Apple is planning to build another data centre in Denmark as it struggles to get a similar data centre in Ireland off the ground.
The second Apple data centre in Denmark will cost the company $920 million (£815 million), according to local media reports. Construction is expected to start before the end of 2017.
In February 2015, Apple announced plans to spend €1.7 billion (£1.5 billion) on a data centre in Ireland and another in Denmark, with each one costing €850 million (£752 million).
The first Denmark data centre is expected to go live later this year but the project on the west coast of Ireland, just outside a small town called Athenry in County Galway, is yet to start.
Apple wants to build eight data halls on a 500-acre site in Derrydonnell Forest, which is owned by state-sponsored forestry firm Coillte, and situated roughly three miles from Athenry.
Apple’s Athenry data centre has been welcomed by a large number of local residents but the Cupertino company is facing stiff opposition from a tiny handful of people who have raised environmental and planning concerns.
- Apple Maps/Skitch
Galway County Council granted Apple planning permission in September 2015 but eight objectors took the issue to local planning body An Bord Pleanála. Following public hearings in Galway last summer, An Bord Pleanála gave Apple the go-ahead to build the facility in August.
But local residents Sinéad Fitzpatrick, Allan Daly, and Wicklow landowner Brian McDonagh asked the High Court for a judicial review on environmental grounds, something that could delay the project by a year and a half.

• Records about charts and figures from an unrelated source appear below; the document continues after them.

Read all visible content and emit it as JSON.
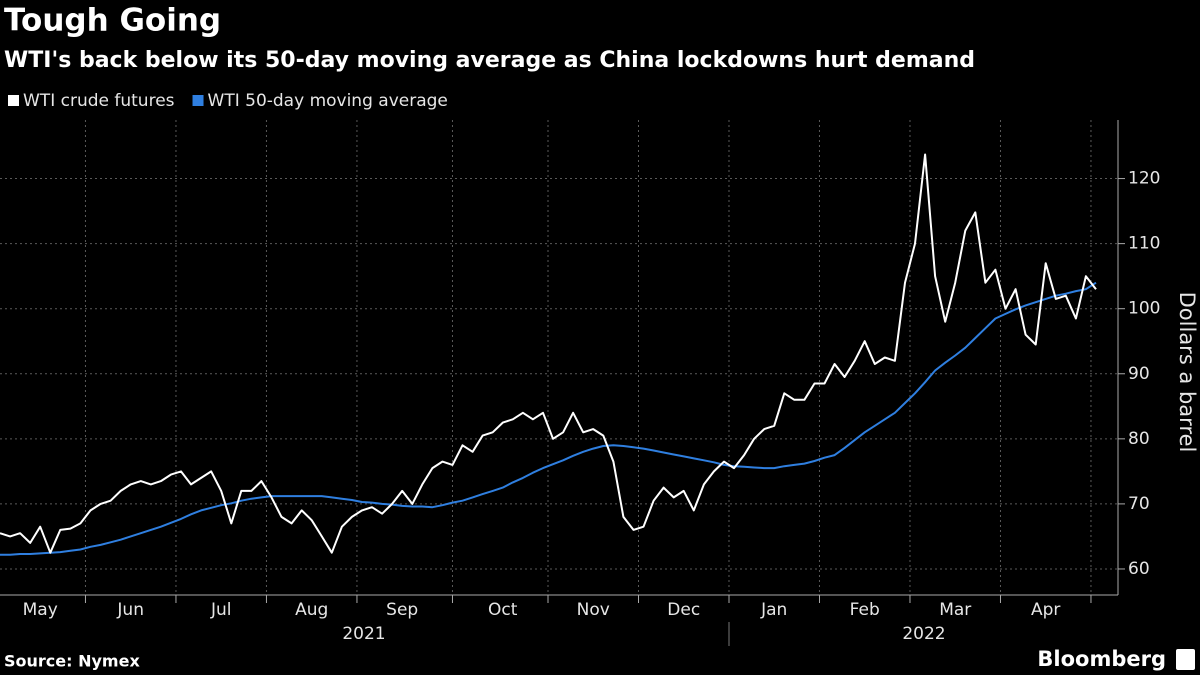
{
  "chart_data": {
    "type": "line",
    "title": "Tough Going",
    "subtitle": "WTI's back below its 50-day moving average as China lockdowns hurt demand",
    "y_label": "Dollars a barrel",
    "source": "Source: Nymex",
    "brand": "Bloomberg",
    "x_group_labels": [
      "2021",
      "2022"
    ],
    "categories": [
      null,
      null,
      null,
      null,
      "May",
      null,
      null,
      null,
      null,
      null,
      null,
      null,
      null,
      "Jun",
      null,
      null,
      null,
      null,
      null,
      null,
      null,
      null,
      "Jul",
      null,
      null,
      null,
      null,
      null,
      null,
      null,
      null,
      "Aug",
      null,
      null,
      null,
      null,
      null,
      null,
      null,
      null,
      "Sep",
      null,
      null,
      null,
      null,
      null,
      null,
      null,
      null,
      null,
      "Oct",
      null,
      null,
      null,
      null,
      null,
      null,
      null,
      null,
      "Nov",
      null,
      null,
      null,
      null,
      null,
      null,
      null,
      null,
      "Dec",
      null,
      null,
      null,
      null,
      null,
      null,
      null,
      null,
      "Jan",
      null,
      null,
      null,
      null,
      null,
      null,
      null,
      null,
      "Feb",
      null,
      null,
      null,
      null,
      null,
      null,
      null,
      null,
      "Mar",
      null,
      null,
      null,
      null,
      null,
      null,
      null,
      null,
      "Apr",
      null,
      null,
      null,
      null,
      null
    ],
    "series": [
      {
        "name": "WTI crude futures",
        "color": "#ffffff",
        "values": [
          65.5,
          65,
          65.5,
          64,
          66.5,
          62.5,
          66,
          66.2,
          67,
          69,
          70,
          70.5,
          72,
          73,
          73.5,
          73,
          73.5,
          74.5,
          75,
          73,
          74,
          75,
          72,
          67,
          72,
          72,
          73.5,
          71,
          68,
          67,
          69,
          67.5,
          65,
          62.5,
          66.5,
          68,
          69,
          69.5,
          68.5,
          70,
          72,
          70,
          73,
          75.5,
          76.5,
          76,
          79,
          78,
          80.5,
          81,
          82.5,
          83,
          84,
          83,
          84,
          80,
          81,
          84,
          81,
          81.5,
          80.5,
          76.5,
          68,
          66,
          66.5,
          70.5,
          72.5,
          71,
          72,
          69,
          73,
          75,
          76.5,
          75.5,
          77.5,
          80,
          81.5,
          82,
          87,
          86,
          86,
          88.5,
          88.5,
          91.5,
          89.5,
          92,
          95,
          91.5,
          92.5,
          92,
          104,
          110,
          123.7,
          105,
          98,
          104,
          112,
          114.8,
          104,
          106,
          100,
          103,
          96,
          94.5,
          107,
          101.5,
          102,
          98.5,
          105,
          103
        ]
      },
      {
        "name": "WTI 50-day moving average",
        "color": "#2f7fe0",
        "values": [
          62.2,
          62.2,
          62.3,
          62.3,
          62.4,
          62.5,
          62.6,
          62.8,
          63,
          63.4,
          63.7,
          64.1,
          64.5,
          65,
          65.5,
          66,
          66.5,
          67.1,
          67.7,
          68.4,
          69,
          69.4,
          69.8,
          70.1,
          70.5,
          70.8,
          71,
          71.2,
          71.2,
          71.2,
          71.2,
          71.2,
          71.2,
          71,
          70.8,
          70.6,
          70.3,
          70.2,
          70,
          69.9,
          69.7,
          69.6,
          69.6,
          69.5,
          69.8,
          70.2,
          70.5,
          71,
          71.5,
          72,
          72.5,
          73.3,
          74,
          74.8,
          75.5,
          76.1,
          76.7,
          77.4,
          78,
          78.5,
          78.9,
          79,
          78.9,
          78.7,
          78.5,
          78.2,
          77.9,
          77.6,
          77.3,
          77,
          76.7,
          76.4,
          76,
          75.8,
          75.7,
          75.6,
          75.5,
          75.5,
          75.8,
          76,
          76.2,
          76.6,
          77.1,
          77.5,
          78.6,
          79.8,
          81,
          82,
          83,
          84,
          85.5,
          87,
          88.7,
          90.5,
          91.7,
          92.8,
          94,
          95.5,
          97,
          98.5,
          99.2,
          99.9,
          100.5,
          101,
          101.5,
          102,
          102.3,
          102.7,
          103,
          104
        ]
      }
    ],
    "ylim": [
      56,
      129
    ],
    "yticks": [
      60,
      70,
      80,
      90,
      100,
      110,
      120
    ],
    "grid": true
  }
}
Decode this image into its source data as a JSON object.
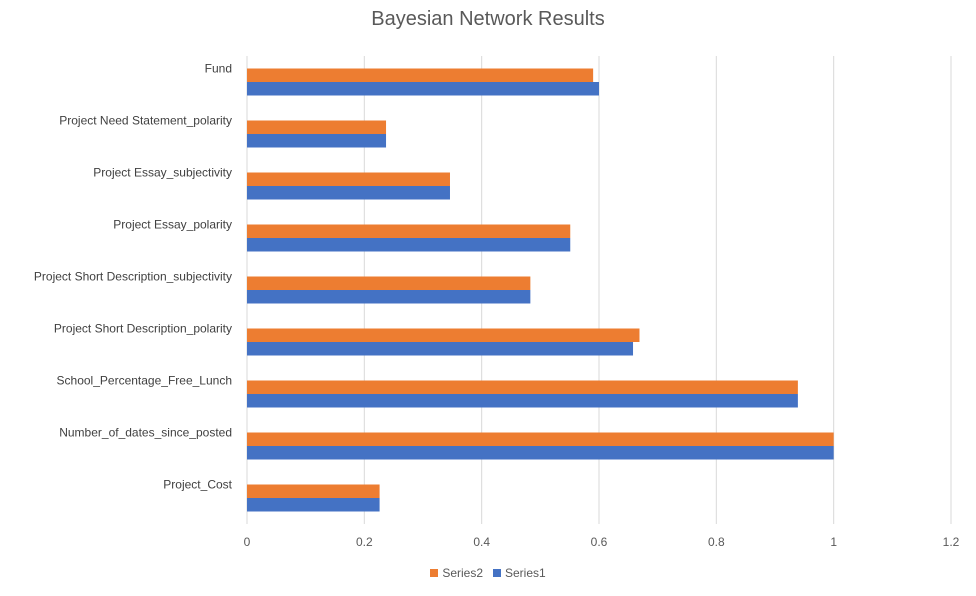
{
  "chart_data": {
    "type": "bar",
    "orientation": "horizontal",
    "title": "Bayesian Network Results",
    "xlabel": "",
    "ylabel": "",
    "xlim": [
      0,
      1.2
    ],
    "x_ticks": [
      "0",
      "0.2",
      "0.4",
      "0.6",
      "0.8",
      "1",
      "1.2"
    ],
    "grid": true,
    "legend_position": "bottom",
    "categories": [
      "Fund",
      "Project Need Statement_polarity",
      "Project Essay_subjectivity",
      "Project Essay_polarity",
      "Project Short Description_subjectivity",
      "Project Short Description_polarity",
      "School_Percentage_Free_Lunch",
      "Number_of_dates_since_posted",
      "Project_Cost"
    ],
    "series": [
      {
        "name": "Series2",
        "color": "#ED7D31",
        "values": [
          0.59,
          0.237,
          0.346,
          0.551,
          0.483,
          0.669,
          0.939,
          1.0,
          0.226
        ]
      },
      {
        "name": "Series1",
        "color": "#4472C4",
        "values": [
          0.6,
          0.237,
          0.346,
          0.551,
          0.483,
          0.658,
          0.939,
          1.0,
          0.226
        ]
      }
    ]
  }
}
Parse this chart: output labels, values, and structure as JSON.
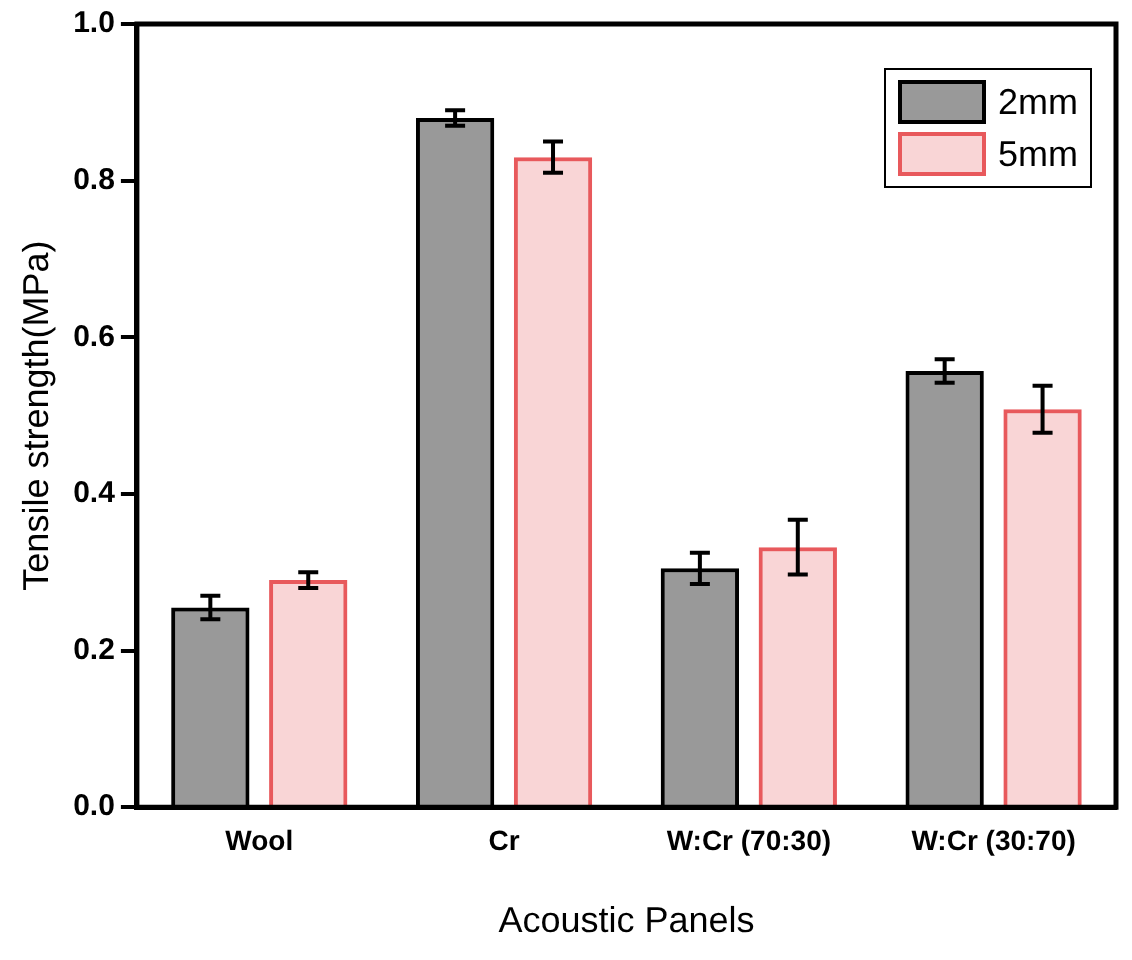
{
  "chart_data": {
    "type": "bar",
    "xlabel": "Acoustic Panels",
    "ylabel": "Tensile strength(MPa)",
    "categories": [
      "Wool",
      "Cr",
      "W:Cr (70:30)",
      "W:Cr (30:70)"
    ],
    "series": [
      {
        "name": "2mm",
        "color": "#000000",
        "values": [
          0.255,
          0.88,
          0.305,
          0.557
        ],
        "errors": [
          0.015,
          0.01,
          0.02,
          0.015
        ]
      },
      {
        "name": "5mm",
        "color": "#e8595c",
        "values": [
          0.29,
          0.83,
          0.332,
          0.508
        ],
        "errors": [
          0.01,
          0.02,
          0.035,
          0.03
        ]
      }
    ],
    "ylim": [
      0,
      1.0
    ],
    "yticks": [
      {
        "value": 0,
        "label": "0.0"
      },
      {
        "value": 0.2,
        "label": "0.2"
      },
      {
        "value": 0.4,
        "label": "0.4"
      },
      {
        "value": 0.6,
        "label": "0.6"
      },
      {
        "value": 0.8,
        "label": "0.8"
      },
      {
        "value": 1.0,
        "label": "1.0"
      }
    ],
    "grid": false,
    "legend": "top right"
  }
}
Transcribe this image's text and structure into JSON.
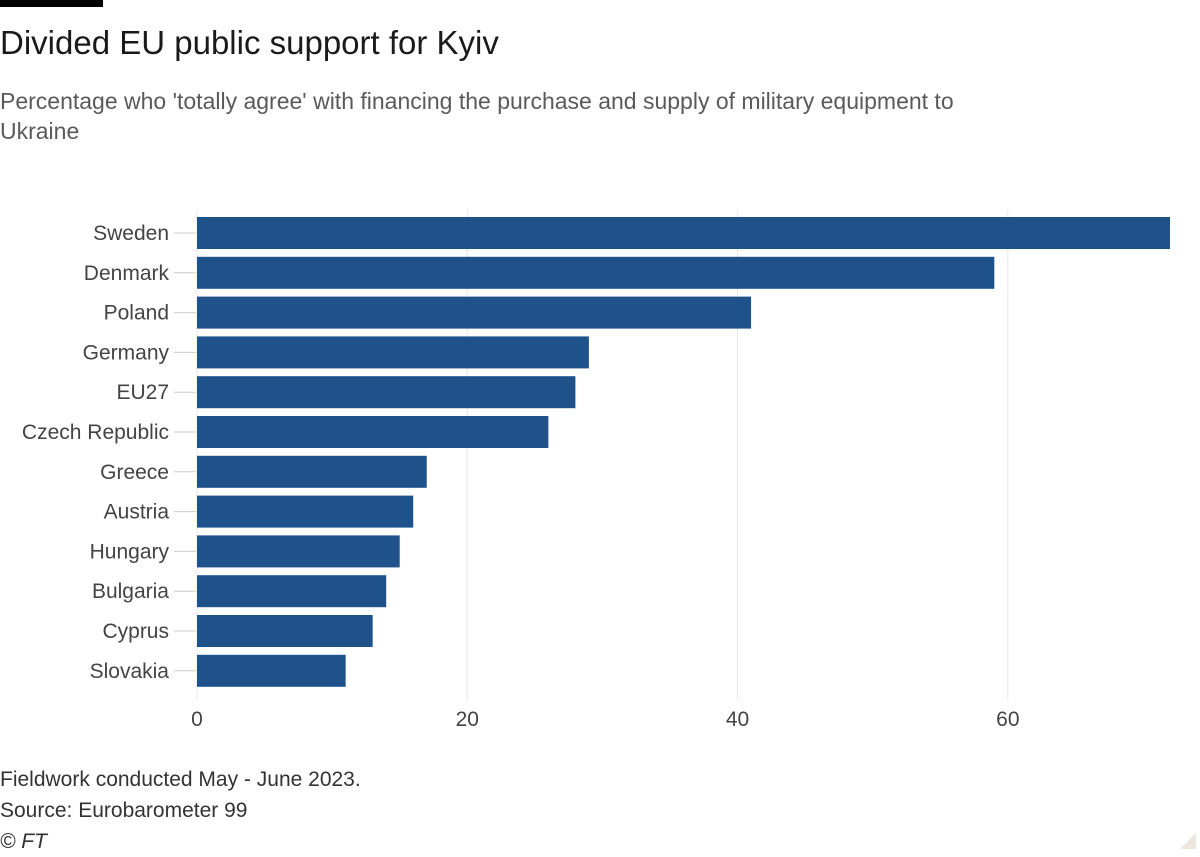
{
  "header": {
    "title": "Divided EU public support for Kyiv",
    "subtitle": "Percentage who 'totally agree' with financing the purchase and supply of military equipment to Ukraine"
  },
  "footer": {
    "note": "Fieldwork conducted May - June 2023.",
    "source": "Source: Eurobarometer 99",
    "copyright": "© FT"
  },
  "colors": {
    "bar": "#1f528b",
    "grid": "#e8e8e8",
    "label": "#444444"
  },
  "chart_data": {
    "type": "bar",
    "orientation": "horizontal",
    "title": "Divided EU public support for Kyiv",
    "xlabel": "",
    "ylabel": "",
    "xlim": [
      0,
      72
    ],
    "xticks": [
      0,
      20,
      40,
      60
    ],
    "grid": true,
    "categories": [
      "Sweden",
      "Denmark",
      "Poland",
      "Germany",
      "EU27",
      "Czech Republic",
      "Greece",
      "Austria",
      "Hungary",
      "Bulgaria",
      "Cyprus",
      "Slovakia"
    ],
    "values": [
      72,
      59,
      41,
      29,
      28,
      26,
      17,
      16,
      15,
      14,
      13,
      11
    ]
  }
}
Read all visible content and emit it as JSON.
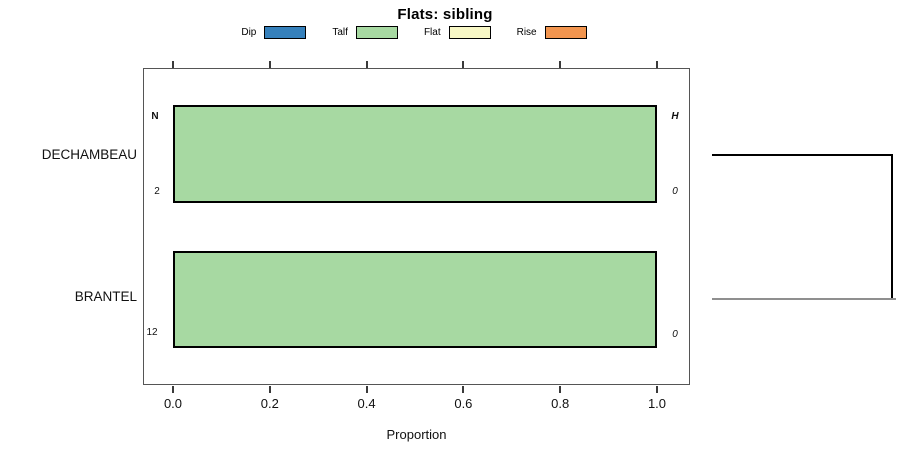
{
  "title": "Flats: sibling",
  "legend": {
    "position": "top",
    "items": [
      {
        "label": "Dip",
        "color": "#3580bb"
      },
      {
        "label": "Talf",
        "color": "#a7d9a2"
      },
      {
        "label": "Flat",
        "color": "#f7f7c5"
      },
      {
        "label": "Rise",
        "color": "#f2954f"
      }
    ]
  },
  "chart_data": {
    "type": "bar",
    "orientation": "horizontal",
    "stacked": true,
    "title": "Flats: sibling",
    "xlabel": "Proportion",
    "xlim": [
      0.0,
      1.0
    ],
    "xticks": [
      "0.0",
      "0.2",
      "0.4",
      "0.6",
      "0.8",
      "1.0"
    ],
    "grid": false,
    "legend_position": "top",
    "categories": [
      "DECHAMBEAU",
      "BRANTEL"
    ],
    "series": [
      {
        "name": "Dip",
        "color": "#3580bb",
        "values": [
          0.0,
          0.0
        ]
      },
      {
        "name": "Talf",
        "color": "#a7d9a2",
        "values": [
          1.0,
          1.0
        ]
      },
      {
        "name": "Flat",
        "color": "#f7f7c5",
        "values": [
          0.0,
          0.0
        ]
      },
      {
        "name": "Rise",
        "color": "#f2954f",
        "values": [
          0.0,
          0.0
        ]
      }
    ],
    "annotations": {
      "left_header": "N",
      "right_header": "H",
      "rows": [
        {
          "category": "DECHAMBEAU",
          "n": "2",
          "h": "0"
        },
        {
          "category": "BRANTEL",
          "n": "12",
          "h": "0"
        }
      ]
    }
  }
}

Apple managed to get the case fast-tracked through Ireland’s Commercial Court after it filed a request last November but a final decision is yet to be passed.
The data centre case is now expected to be heard in court on July 30, Galway Bay FM reports.
Apple wants to use the data centres to store European user data and to help power online services, including the iTunes Store, the App Store, iMessage, Maps, and Siri for customers across Europe.
Peter Feeney, a Fine Gael county councillor for Galway, told The Times that Apple’s second Danish centre appears to be a “replacement or alternative” for the Athenry project.
“I can’t blame Apple,” Feeney reportedly said. “They’re two and a half years waiting for a result. If they decided to leave it would be hugely regrettable and heartbreaking for a lot of people. If it’s true, it’s a body blow for Galway. It would leave a bad taste.”
Business Insider has asked Apple if the second Danish data centre is being built as a replacement for the intended Irish data centre. Apple declined to comment.
An Apple spokesperson did however provide the following statement:
“Apple is proud to be a powerful engine of growth across Europe, supporting over 1.5 million jobs in the region. Our data centers power billions of iMessages, answers from Siri, and song downloads from iTunes and help to ensure the fastest possible response speeds for our customers.
“As they all run on 100% renewable energy that means no matter how much data they handle, there is zero greenhouse gas emissions impact from their electricity use. We’re thrilled to be expanding our data center operations in Denmark, and investing in new sources of clean power. The planned facility in Aabenraa, like all of our data centers, will run on 100 percent renewable energy from day one, thanks to new clean energy sources we’re adding.”